USD/CAD flirts with 2018 tops near 1.2940

  • CAD depreciates to fresh YTD lows vs. the greenback.
  • NAFTA concerns, US tariffs weighing on the Canadian Dollar.
  • US ISM Non-manufacturing next on tap. BoC meeting on Wednesday.

The Canadian Dollar is extending the selling bias vs. its American counterpart at the beginning of the week and is pushing USD/CAD to the vicinity of 1.2940, levels last traded in October 2017.

USD/CAD higher on NAFTA worries

CAD saw intensified its selling bias following increasing concerns over the NAFTA negotiations, particularly after President Trump has once again deemed it as ‘a bad deal for USA’. Trump also conditioned the removal of recent tariffs on steel and aluminum to a ‘new and fair’ NAFTA. It is worth recalling that the US is the main destination of Canadian steel and aluminum.

In addition, recent softer-than-expected Canadian GDP figures for the October-December period (Friday) have been also weighing down on CAD.

In the meantime, spot has reached the 50% Fibo retracement of the 2017 drop (1.2927), advancing in 5 out of the last 6 weeks and gaining nearly 6% since 2018 lows in the 1.2240 region seen in early February.

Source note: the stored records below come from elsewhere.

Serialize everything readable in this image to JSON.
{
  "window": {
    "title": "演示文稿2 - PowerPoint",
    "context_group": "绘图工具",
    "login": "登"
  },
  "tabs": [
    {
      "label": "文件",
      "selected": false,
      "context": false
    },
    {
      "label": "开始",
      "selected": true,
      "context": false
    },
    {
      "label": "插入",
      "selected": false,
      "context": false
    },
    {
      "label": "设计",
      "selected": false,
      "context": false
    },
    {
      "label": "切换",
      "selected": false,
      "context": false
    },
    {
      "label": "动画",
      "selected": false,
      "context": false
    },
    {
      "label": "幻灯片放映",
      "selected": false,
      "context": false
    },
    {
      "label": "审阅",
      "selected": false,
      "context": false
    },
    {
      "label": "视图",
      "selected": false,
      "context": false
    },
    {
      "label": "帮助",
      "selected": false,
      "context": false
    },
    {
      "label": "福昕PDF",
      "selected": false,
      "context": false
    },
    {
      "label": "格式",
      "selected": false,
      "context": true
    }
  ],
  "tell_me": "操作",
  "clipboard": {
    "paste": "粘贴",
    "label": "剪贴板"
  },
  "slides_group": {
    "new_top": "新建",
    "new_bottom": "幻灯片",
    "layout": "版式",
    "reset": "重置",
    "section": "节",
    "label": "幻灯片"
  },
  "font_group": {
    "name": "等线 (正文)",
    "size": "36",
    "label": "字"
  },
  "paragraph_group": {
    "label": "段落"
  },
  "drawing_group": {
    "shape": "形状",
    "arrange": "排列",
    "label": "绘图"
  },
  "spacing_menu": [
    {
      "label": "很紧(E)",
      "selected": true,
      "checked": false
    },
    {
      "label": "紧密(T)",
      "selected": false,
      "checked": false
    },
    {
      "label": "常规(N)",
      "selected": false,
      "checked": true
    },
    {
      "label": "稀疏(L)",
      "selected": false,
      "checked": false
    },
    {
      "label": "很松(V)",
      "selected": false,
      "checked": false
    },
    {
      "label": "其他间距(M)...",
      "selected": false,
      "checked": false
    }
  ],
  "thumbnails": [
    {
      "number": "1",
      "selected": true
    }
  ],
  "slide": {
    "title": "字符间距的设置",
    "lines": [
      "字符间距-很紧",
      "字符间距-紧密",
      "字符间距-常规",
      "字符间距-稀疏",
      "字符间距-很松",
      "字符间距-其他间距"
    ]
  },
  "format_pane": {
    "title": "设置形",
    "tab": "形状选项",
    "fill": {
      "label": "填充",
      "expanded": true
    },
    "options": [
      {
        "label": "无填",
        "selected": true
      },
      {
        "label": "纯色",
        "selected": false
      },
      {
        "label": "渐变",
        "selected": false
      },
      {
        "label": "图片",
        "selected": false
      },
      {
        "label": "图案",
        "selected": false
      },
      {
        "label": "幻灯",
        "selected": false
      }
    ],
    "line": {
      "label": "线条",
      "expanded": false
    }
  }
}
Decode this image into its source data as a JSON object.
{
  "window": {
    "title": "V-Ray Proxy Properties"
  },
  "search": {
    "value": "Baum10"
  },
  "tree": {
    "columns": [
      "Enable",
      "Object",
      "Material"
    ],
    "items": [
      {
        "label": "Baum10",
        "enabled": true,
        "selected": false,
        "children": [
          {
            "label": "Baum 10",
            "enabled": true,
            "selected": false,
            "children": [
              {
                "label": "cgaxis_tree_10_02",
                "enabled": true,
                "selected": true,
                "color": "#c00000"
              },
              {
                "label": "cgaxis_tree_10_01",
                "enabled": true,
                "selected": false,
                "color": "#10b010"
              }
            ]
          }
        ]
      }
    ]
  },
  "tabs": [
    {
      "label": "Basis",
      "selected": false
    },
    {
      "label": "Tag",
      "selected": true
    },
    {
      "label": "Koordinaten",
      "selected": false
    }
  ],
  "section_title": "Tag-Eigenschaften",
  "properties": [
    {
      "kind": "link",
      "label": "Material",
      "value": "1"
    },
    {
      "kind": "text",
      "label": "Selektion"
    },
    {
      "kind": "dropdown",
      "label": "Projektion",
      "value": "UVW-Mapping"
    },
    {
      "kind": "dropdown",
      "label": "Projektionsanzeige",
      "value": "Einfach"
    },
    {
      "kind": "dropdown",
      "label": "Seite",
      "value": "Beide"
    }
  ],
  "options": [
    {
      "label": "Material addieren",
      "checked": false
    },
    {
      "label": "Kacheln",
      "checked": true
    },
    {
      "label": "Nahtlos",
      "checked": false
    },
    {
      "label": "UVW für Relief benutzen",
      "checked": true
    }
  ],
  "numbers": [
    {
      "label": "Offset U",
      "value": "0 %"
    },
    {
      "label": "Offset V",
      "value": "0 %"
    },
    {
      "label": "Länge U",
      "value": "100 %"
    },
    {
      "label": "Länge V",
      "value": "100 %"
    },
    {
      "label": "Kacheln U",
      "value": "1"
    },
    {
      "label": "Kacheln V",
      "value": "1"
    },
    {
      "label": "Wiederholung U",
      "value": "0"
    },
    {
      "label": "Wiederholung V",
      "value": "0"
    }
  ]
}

On the positioning front, speculative CAD longs reached fresh 2-week tops in the week to February 27 in light of the latest CFTC report.

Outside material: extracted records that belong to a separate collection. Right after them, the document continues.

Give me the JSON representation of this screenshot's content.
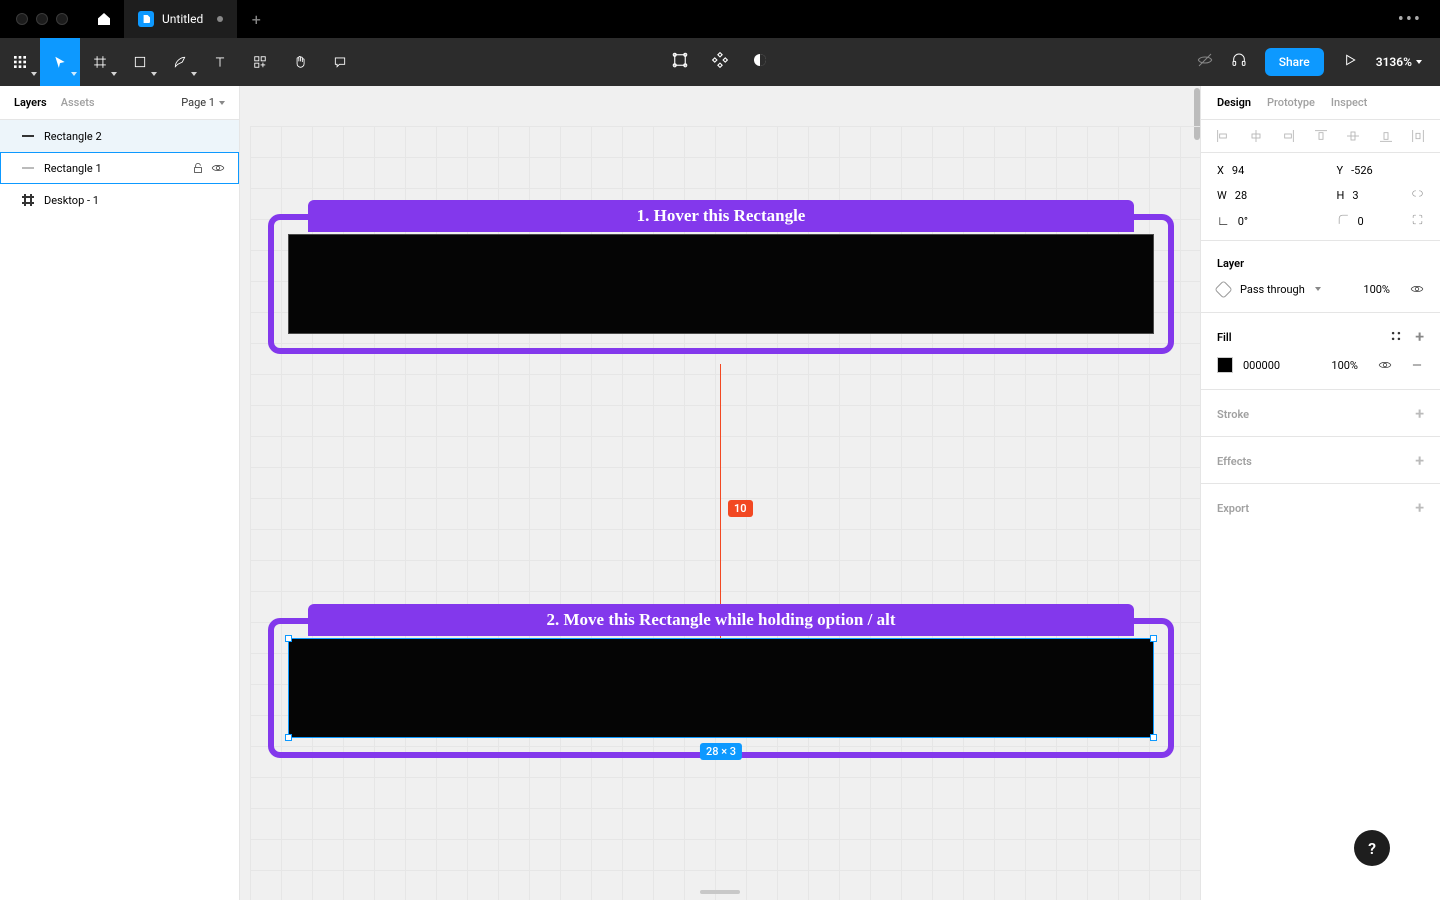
{
  "titlebar": {
    "tab_title": "Untitled"
  },
  "toolbar": {
    "share_label": "Share",
    "zoom": "3136%"
  },
  "left_panel": {
    "tabs": {
      "layers": "Layers",
      "assets": "Assets"
    },
    "page": "Page 1",
    "layers": [
      {
        "name": "Rectangle 2",
        "state": "hover"
      },
      {
        "name": "Rectangle 1",
        "state": "selected"
      },
      {
        "name": "Desktop - 1",
        "state": "normal",
        "type": "frame"
      }
    ]
  },
  "canvas": {
    "frame1_label": "1. Hover this Rectangle",
    "frame2_label": "2. Move this Rectangle while holding option / alt",
    "distance": "10",
    "selection_dims": "28 × 3"
  },
  "right_panel": {
    "tabs": {
      "design": "Design",
      "prototype": "Prototype",
      "inspect": "Inspect"
    },
    "transform": {
      "x_label": "X",
      "x": "94",
      "y_label": "Y",
      "y": "-526",
      "w_label": "W",
      "w": "28",
      "h_label": "H",
      "h": "3",
      "rot_label": "⟀",
      "rot": "0°",
      "corner_label": "⌐",
      "corner": "0"
    },
    "layer_section": {
      "heading": "Layer",
      "blend_mode": "Pass through",
      "opacity": "100%"
    },
    "fill_section": {
      "heading": "Fill",
      "hex": "000000",
      "opacity": "100%"
    },
    "stroke_heading": "Stroke",
    "effects_heading": "Effects",
    "export_heading": "Export"
  },
  "help": "?"
}
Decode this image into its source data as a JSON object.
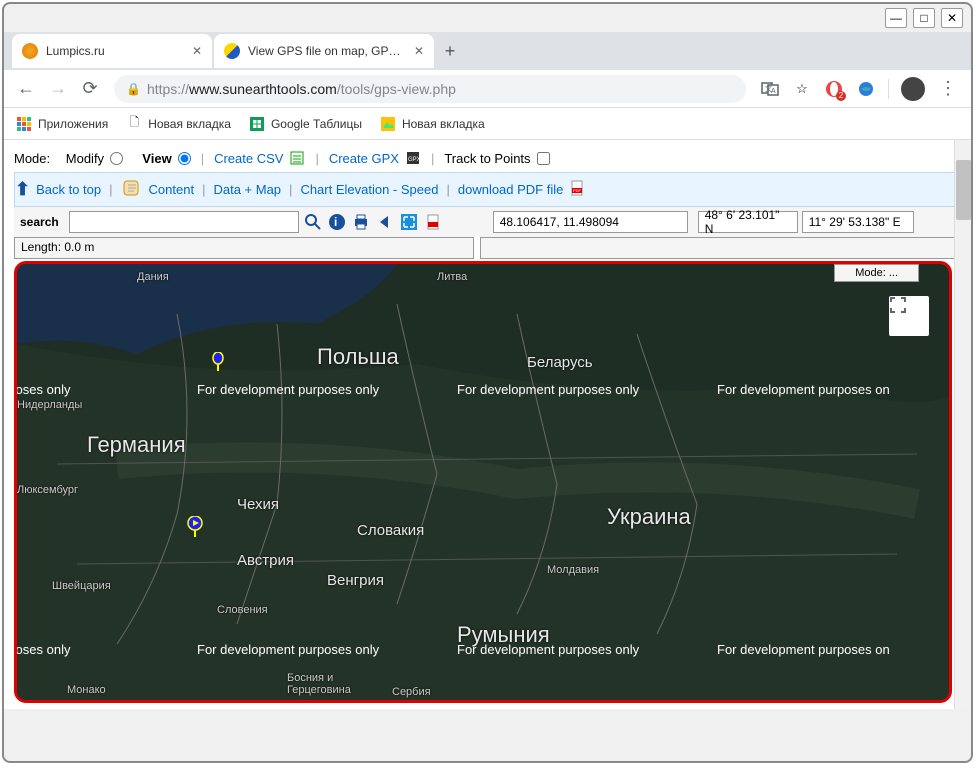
{
  "window": {
    "min": "—",
    "max": "□",
    "close": "✕"
  },
  "tabs": [
    {
      "title": "Lumpics.ru",
      "favicon": "#f5a623"
    },
    {
      "title": "View GPS file on map, GPX, KML",
      "favicon": "#ffd700"
    }
  ],
  "newTab": "+",
  "address": {
    "proto": "https://",
    "host": "www.sunearthtools.com",
    "path": "/tools/gps-view.php"
  },
  "bookmarks": [
    {
      "label": "Приложения"
    },
    {
      "label": "Новая вкладка"
    },
    {
      "label": "Google Таблицы"
    },
    {
      "label": "Новая вкладка"
    }
  ],
  "modeRow": {
    "modeLabel": "Mode:",
    "modify": "Modify",
    "view": "View",
    "createCSV": "Create CSV",
    "createGPX": "Create GPX",
    "trackToPoints": "Track to Points"
  },
  "navLinks": {
    "backToTop": "Back to top",
    "content": "Content",
    "dataMap": "Data + Map",
    "chartElevation": "Chart Elevation - Speed",
    "downloadPDF": "download PDF file"
  },
  "search": {
    "label": "search",
    "value": ""
  },
  "coords": {
    "decimal": "48.106417, 11.498094",
    "dmsLat": "48° 6' 23.101\" N",
    "dmsLon": "11° 29' 53.138\" E"
  },
  "length": "Length: 0.0 m",
  "map": {
    "modeBadge": "Mode: ...",
    "watermark": "For development purposes only",
    "watermarkShort": "ment purposes only",
    "watermarkCut": "For development purposes on",
    "labels": {
      "dania": "Дания",
      "litva": "Литва",
      "polsha": "Польша",
      "belarus": "Беларусь",
      "germania": "Германия",
      "niderlandy": "Нидерланды",
      "luxemburg": "Люксембург",
      "chehia": "Чехия",
      "slovakia": "Словакия",
      "ukraina": "Украина",
      "avstria": "Австрия",
      "vengria": "Венгрия",
      "moldavia": "Молдавия",
      "shveicaria": "Швейцария",
      "slovenia": "Словения",
      "rumynia": "Румыния",
      "monako": "Монако",
      "bosnia": "Босния и\nГерцеговина",
      "serbia": "Сербия"
    }
  }
}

Looking ahead, the Bank of Canada will meet on Wednesday and is expected to keep rates on hold and also deliver a somewhat dovish message. In the US, today’s ISM Non-manufacturing is next on tap ahead of the speech by FOMC‘s R.Quarles.

USD/CAD significant levels

As of writing the index is gaining 0.40% at 1.2933 facing the initial hurdle at 1.3016 (high Jul.5 2017) followed by 1.3132 (61.8% Fibo of the 2017 drop) and finally 1.3349 (high Jun.21 2017). On the other hand, a breakdown of 1.2763 (10-day sma) would open the door to 1.2755 (38.2% Fibo of the 2017 drop) and then 1.2683 (200-day sma).